Emsal Mahkeme Kararı Ankara Bölge Adliye Mahkemesi 20. Hukuk Dairesi 2021/241 E. 2023/161 K. 16.02.2023 T.

Görüntülediğiniz mahkeme kararı henüz kesinleşmemiştir. Yararlı olması amacıyla eklenmiştir.

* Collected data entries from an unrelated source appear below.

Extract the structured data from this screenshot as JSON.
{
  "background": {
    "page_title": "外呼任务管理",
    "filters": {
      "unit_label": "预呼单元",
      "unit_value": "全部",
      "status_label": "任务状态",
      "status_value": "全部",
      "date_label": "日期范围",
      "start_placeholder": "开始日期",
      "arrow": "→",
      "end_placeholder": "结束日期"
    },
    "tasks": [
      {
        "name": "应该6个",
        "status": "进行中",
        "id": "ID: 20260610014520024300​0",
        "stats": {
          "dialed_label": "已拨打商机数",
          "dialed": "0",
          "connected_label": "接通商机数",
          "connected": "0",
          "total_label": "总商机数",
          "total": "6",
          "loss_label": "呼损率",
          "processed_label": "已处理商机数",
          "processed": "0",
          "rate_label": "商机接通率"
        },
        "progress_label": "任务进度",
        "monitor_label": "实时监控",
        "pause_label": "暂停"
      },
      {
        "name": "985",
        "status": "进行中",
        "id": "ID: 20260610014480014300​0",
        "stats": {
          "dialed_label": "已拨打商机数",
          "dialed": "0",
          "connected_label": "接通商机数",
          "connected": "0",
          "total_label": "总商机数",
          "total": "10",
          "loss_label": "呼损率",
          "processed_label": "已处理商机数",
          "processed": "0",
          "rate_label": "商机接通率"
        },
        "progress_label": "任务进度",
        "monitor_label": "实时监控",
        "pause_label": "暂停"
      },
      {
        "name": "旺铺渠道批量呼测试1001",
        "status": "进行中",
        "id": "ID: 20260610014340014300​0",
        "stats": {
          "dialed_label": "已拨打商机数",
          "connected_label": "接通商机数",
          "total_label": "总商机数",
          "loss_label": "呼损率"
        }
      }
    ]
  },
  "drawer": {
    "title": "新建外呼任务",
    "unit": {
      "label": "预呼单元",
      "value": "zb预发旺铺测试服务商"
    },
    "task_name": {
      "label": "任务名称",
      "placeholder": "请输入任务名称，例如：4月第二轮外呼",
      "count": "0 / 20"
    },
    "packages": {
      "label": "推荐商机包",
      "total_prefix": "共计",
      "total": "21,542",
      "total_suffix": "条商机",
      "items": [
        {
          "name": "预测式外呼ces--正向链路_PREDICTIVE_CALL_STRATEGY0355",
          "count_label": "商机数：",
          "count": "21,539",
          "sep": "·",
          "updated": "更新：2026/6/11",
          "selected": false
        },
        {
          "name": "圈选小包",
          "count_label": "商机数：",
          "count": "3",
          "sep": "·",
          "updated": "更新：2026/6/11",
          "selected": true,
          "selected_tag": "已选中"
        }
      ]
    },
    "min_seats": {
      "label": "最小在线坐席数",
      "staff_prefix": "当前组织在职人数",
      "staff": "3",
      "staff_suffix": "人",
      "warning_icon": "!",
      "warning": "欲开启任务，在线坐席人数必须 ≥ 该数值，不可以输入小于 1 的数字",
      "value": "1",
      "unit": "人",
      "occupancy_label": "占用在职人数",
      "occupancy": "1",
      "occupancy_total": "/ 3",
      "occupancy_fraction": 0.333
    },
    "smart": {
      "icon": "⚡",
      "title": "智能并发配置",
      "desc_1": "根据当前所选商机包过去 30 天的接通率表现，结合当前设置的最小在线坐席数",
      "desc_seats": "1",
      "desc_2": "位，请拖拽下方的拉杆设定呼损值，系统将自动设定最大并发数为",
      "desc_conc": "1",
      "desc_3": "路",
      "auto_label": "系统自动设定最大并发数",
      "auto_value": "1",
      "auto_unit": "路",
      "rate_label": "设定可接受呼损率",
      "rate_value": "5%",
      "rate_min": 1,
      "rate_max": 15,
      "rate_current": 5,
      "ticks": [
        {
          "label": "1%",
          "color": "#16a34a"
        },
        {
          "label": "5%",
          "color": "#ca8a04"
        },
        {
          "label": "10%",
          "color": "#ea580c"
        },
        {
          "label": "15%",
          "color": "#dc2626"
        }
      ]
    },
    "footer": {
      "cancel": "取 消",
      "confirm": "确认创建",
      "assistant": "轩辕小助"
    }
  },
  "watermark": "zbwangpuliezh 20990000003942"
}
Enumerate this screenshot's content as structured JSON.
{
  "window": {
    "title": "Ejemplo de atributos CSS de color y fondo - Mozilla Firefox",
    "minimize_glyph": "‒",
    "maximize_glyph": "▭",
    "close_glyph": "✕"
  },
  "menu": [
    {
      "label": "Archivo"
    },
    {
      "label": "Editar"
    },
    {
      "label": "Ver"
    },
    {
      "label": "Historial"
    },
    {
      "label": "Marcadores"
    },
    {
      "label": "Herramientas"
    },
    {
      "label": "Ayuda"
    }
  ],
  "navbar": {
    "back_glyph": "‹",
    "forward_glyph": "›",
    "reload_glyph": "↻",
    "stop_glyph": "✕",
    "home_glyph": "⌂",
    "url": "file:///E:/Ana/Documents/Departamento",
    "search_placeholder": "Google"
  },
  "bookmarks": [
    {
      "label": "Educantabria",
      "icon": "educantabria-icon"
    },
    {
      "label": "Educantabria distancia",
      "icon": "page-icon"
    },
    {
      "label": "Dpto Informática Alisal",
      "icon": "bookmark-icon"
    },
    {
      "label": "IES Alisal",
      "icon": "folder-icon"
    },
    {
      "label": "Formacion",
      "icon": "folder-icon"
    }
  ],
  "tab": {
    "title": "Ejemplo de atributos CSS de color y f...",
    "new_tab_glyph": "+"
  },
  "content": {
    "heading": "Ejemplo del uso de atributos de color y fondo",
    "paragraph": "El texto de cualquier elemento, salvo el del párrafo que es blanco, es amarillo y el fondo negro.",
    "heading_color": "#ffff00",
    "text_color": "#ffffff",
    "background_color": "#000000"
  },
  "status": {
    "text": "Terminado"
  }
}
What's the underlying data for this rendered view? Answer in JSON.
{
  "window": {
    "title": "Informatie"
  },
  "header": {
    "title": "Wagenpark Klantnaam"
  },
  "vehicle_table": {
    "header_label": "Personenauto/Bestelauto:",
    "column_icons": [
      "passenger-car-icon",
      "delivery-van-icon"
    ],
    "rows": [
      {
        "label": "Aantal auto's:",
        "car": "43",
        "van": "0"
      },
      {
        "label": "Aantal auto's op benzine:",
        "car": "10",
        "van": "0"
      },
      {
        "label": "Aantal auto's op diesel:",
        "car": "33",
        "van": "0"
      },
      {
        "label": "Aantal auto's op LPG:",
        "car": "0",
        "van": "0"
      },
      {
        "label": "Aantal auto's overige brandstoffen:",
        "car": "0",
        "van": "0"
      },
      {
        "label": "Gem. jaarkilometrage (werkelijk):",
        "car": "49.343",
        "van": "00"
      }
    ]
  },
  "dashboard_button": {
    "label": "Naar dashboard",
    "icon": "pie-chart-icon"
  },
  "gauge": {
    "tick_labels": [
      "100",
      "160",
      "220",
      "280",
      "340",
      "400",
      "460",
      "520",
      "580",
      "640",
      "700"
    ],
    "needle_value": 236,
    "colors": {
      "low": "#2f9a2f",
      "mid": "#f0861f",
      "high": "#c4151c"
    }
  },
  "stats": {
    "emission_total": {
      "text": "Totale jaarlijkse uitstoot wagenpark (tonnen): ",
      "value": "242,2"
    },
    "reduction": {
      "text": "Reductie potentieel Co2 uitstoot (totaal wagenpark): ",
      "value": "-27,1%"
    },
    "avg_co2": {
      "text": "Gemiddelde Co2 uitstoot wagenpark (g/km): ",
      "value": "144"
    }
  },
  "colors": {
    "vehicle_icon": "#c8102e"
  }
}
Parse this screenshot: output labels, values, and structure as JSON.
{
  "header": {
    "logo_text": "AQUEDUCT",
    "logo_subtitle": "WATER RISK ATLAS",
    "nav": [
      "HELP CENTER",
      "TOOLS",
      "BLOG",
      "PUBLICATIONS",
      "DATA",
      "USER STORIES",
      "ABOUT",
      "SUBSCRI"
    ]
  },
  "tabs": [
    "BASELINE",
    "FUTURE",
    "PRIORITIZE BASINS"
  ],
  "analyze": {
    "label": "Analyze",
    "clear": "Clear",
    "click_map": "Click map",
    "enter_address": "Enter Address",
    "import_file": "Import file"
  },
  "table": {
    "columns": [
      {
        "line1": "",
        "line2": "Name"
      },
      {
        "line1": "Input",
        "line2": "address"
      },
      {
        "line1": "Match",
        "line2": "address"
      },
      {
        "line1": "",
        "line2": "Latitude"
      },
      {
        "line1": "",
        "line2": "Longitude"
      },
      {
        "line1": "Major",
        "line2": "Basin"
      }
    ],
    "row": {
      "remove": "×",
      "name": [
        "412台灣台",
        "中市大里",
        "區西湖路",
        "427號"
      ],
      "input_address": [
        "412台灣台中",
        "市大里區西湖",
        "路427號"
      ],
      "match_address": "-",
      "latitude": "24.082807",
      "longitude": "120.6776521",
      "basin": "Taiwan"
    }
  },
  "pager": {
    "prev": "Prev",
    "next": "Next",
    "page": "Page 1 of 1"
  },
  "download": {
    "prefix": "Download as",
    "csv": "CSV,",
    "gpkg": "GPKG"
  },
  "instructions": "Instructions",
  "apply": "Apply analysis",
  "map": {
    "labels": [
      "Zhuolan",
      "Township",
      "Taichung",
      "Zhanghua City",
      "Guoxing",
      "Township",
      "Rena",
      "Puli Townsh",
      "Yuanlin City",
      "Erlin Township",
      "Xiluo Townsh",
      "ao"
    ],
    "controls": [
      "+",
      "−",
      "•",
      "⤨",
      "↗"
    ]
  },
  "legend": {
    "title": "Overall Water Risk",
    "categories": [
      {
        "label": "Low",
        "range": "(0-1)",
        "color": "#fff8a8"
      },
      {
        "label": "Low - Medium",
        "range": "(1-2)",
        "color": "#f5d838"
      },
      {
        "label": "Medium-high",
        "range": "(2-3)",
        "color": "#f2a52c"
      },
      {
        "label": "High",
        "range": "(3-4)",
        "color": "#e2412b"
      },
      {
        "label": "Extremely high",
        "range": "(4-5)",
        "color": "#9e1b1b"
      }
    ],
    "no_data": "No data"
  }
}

T.C. ANKARA BÖLGE ADLİYE MAHKEMESİ 20. HUKUK DAİRESİ

T.C.
ANKARA
BÖLGE ADLİYE MAHKEMESİ
20. HUKUK DAİRESİ

ESAS NO : 2021/241
KARAR NO : 2023/161
T Ü R K M İ L L E T İ A D I N A
K A R A R

BAŞKAN : … …
ÜYE : … …
ÜYE : … …
KATİP : … …

İNCELENEN KARARIN
MAHKEMESİ : ANKARA 3. FİKRİ VE SINAÎ HAKLAR HUKUK MAHKEMESİ
TARİHİ : 15/12/2020
NUMARASI : 2020/256 E. – 2020/368 K.

DAVACI : … – (TC:…)
VEKİLİ :
DAVALI :
VEKİLİ :
DAVANIN KONUSU : YİDK Marka Kararı İptali, Hükümsüzlük

Taraflar arasında görülen davada Ankara 3. Fikri ve Sınaî Haklar Hukuk Mahkemesince verilen 15/12/2020 tarih ve 2020/256 E. – 2020/368 K. sayılı kararın Dairemizce incelenmesi davacı tarafından istenmiş ve istinaf dilekçesinin süresi içinde verildiği anlaşılmış olmakla, dosya içerisindeki dilekçe, layihalar, duruşma tutanakları ve tüm belgeler okunup, incelendikten sonra işin gereği görüşülüp, düşünüldü:

TARAFLARIN İDDİA VE SAVUNMALARININ ÖZETİ: Davacı vekili, müvekkili şirketin…” ibareli tanınmış markaların sahibi olduğunu, davalı şirketin, bu marka ile karıştırma ihtimali bulunacak derecede benzer nitelikteki “…” ibaresini marka olarak tescil ettirmek üzere başvuruda bulunduğunu, … kod numarasını alan başvurunun ilanı üzerine müvekkili tarafından Markalar Dairesi Başkanlığına itirazda bulunulduğunu, ancak itirazın yerinde görülmeyerek reddedildiğini, bu kararın yeniden incelenmesi talebinin de nihai olarak YİDK tarafından reddedildiğini, oysa dava konusu marka başvurusunun müvekkili markaları ile karıştırılma ihtimaline yol açacak derecede benzer olduğunu, bu nedenle davaya konu kararın hukuka aykırı olduğunu ileri sürerek Türk Patent ve Marka Kurumu YİDK’nın 2020-M-3553 sayılı kararının iptaline, dava konusu başvurunun tescili halinde hükümsüzlüğü ile sicilden terkinine karar verilmesini talep ve dava etmiştir.
Davalı … vekili, müvekkili Kurum kararının usul ve yasaya uygun bulunduğunu savunarak, davanın reddine karar verilmesini istemiştir.
Davalı şirket vekili, 15.12.2020 tarihli celsede davanın süresinde açılmadığından dolayı reddine karar verilmesini istemiştir.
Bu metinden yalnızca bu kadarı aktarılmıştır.